The next day we went back to work with a somewhat heavy heart. And then something happened…we heard that the little girl had woken up. We then heard that she was speaking and walking around. We then heard that she was responding and acting almost completely normal. “What is this,” I wondered. Again, if I remember correctly either that day or the next the father brought his little girl back to the doctors and there she stood. A living, breathing, miracle. It can be described as nothing else. God had heard the prayers of His children and chosen to reach down from heaven and touch this little girl and give her back her life. It. Was. A. Miracle.
Several of us have been to Africa many times and we have seen more than one miracle. Sometimes it looked like this, sometimes it was God acting to avoid a terrible tragedy and sometimes it like a frog strangling rainstorm when it hadn’t rained for months and months. But each time it was obvious that God was still God and He can do what He wants, when He wants. After all, He is God. For the skeptics out there who think that God doesn’t do the miracle thing—that it died out in the old days—well, that little girl would beg to differ with you.

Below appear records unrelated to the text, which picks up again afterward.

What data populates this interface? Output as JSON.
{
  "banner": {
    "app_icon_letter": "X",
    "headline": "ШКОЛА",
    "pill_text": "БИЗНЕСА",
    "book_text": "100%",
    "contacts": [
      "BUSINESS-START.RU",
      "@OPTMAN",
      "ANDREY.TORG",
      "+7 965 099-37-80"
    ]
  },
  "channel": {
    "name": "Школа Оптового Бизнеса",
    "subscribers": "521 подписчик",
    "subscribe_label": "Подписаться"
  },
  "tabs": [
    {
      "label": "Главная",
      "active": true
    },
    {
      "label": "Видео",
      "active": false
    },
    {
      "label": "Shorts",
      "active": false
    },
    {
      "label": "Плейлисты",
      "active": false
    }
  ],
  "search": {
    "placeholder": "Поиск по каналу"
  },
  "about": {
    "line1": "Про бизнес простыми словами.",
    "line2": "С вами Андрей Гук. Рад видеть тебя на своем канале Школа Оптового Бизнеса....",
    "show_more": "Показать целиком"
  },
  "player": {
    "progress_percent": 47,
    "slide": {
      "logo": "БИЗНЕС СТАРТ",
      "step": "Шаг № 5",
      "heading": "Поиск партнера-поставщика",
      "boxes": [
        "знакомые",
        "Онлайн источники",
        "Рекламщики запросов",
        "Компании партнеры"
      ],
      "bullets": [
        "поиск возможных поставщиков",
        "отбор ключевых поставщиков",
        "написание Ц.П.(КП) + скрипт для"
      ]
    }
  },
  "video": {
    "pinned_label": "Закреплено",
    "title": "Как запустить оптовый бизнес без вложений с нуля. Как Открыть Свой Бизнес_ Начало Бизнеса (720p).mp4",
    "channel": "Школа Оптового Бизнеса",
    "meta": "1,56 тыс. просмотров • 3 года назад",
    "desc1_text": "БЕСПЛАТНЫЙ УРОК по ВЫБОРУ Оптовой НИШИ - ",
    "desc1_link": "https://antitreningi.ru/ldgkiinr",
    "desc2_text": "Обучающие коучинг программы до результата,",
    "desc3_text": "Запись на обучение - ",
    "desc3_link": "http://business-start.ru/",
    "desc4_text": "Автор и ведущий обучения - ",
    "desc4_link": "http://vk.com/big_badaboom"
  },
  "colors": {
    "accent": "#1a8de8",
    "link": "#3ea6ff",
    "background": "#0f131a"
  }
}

Tucked away in the book of Luke, incidentally written by a physician in Jesus’ day, are some words that say it all. It says “For nothing shall be impossible with God.” Nothing. Period. Seven words that can shake your world and this world. So what is rocking your world today? COVID still keeping you up at night? Wondering about tomorrow or the next meal? Worried about our country? Well, I don’t know what God has planned—after all I’m in sales and not management—smile. But I do know that nothing is too big for Him to handle. Just like that little girl in Africa who discovered she could lay down and rest in Him—so can you. After all…He’s got this.